Wenn die nächste Stelle in Ihrem Verein oder Unternehmen zu besetzen ist, wie bspw. der Manager, Abteilungsleiter, Trainer- oder auf Teamebene Spielerverpflichtungen anstehen, überlegen Sie sich sehr genau, welche Werte und Verhaltensweisen sie inhaltlich am meisten überzeugen und dass ist unabhängig von dem Lebenslauf und der öffentlichen Wirksamkeit. Lassen Sie sich nicht nur von Erfolgen oder Auffälligkeiten mancher Personen beeindrucken.

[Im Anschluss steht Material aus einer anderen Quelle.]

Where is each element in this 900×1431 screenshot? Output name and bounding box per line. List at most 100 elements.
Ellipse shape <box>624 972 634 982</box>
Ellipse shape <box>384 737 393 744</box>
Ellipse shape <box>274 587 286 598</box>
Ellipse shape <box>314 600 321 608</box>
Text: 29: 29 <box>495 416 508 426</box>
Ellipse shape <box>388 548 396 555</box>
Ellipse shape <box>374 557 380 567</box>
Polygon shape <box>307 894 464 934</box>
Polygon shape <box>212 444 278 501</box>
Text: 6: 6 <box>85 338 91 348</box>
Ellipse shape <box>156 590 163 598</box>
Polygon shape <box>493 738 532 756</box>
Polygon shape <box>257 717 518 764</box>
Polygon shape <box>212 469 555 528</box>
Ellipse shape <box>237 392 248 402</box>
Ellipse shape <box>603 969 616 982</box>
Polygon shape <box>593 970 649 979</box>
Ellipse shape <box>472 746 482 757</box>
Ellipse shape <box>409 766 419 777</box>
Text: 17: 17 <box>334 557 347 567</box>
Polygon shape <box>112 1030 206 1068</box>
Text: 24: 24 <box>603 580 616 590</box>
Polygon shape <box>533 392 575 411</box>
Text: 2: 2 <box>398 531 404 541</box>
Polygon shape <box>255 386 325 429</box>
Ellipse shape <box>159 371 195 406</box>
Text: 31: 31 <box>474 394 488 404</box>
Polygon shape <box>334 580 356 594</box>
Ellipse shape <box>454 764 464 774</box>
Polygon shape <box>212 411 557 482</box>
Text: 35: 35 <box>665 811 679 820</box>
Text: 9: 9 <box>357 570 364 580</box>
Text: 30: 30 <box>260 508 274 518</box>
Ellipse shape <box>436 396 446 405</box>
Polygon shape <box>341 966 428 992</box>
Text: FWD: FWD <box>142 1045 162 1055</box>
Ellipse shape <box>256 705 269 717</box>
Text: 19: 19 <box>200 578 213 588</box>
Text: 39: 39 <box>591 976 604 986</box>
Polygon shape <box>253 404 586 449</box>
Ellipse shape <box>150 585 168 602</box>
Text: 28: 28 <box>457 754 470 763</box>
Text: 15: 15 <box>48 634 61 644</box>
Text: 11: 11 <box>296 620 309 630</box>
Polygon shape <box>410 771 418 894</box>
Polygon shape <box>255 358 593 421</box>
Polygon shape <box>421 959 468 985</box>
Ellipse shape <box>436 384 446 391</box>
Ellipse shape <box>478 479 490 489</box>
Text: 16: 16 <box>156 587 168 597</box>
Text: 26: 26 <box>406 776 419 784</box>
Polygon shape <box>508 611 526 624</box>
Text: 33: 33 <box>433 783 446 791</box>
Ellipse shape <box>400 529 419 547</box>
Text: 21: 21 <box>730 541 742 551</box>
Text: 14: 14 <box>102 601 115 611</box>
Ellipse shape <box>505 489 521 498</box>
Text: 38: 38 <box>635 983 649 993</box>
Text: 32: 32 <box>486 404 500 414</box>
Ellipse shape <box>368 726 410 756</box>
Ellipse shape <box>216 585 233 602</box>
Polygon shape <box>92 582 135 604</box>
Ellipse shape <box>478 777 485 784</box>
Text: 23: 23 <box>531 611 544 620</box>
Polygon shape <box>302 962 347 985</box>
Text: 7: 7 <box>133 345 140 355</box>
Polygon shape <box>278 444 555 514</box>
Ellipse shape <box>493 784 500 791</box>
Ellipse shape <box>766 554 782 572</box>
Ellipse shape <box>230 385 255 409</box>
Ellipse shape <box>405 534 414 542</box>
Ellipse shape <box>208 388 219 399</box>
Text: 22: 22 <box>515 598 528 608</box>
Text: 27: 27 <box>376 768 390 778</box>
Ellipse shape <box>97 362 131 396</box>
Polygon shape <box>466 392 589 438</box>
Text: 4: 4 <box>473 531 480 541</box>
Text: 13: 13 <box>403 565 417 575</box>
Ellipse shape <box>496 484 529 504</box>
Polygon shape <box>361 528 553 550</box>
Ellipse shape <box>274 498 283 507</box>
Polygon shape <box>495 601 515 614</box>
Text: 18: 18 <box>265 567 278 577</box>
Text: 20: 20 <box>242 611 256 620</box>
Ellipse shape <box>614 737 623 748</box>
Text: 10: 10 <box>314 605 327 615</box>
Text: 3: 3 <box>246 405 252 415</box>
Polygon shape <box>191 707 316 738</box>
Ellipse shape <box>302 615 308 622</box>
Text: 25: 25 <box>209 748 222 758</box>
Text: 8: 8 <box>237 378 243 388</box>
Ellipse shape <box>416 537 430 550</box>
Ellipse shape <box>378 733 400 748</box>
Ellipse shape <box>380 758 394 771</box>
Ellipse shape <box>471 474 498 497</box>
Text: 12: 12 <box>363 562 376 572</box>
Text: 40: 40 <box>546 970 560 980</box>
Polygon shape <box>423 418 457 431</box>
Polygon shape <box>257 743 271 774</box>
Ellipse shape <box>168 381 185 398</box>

Wenn wir uns alle „Schritt für Schritt” aufeinander zubewegen und uns an der guten Kinderstube orientieren, stehen bald wieder Vorbilder auf und neben dem Platz, die ihre Rolle und Verantwortung ernst nehmen. Und wenn Sie jetzt große Sorge haben, dass sich dies auf die Leistungen und die Wirtschaftlichkeit auswirken könnte, dann empfehle ich Ihnen diesen Beitrag: 

https://www.die-sportpsychologen.de/2021/08/dr-rene-paasch-rentabilitaet-und-menschlichkeit-im-fussball/.

Ich freue mich auf Ihr Feedback und eine Diskussion in Ihrem Verein, in Ihrer Gruppe und in unserem Netzwerk. Herzlichst, René.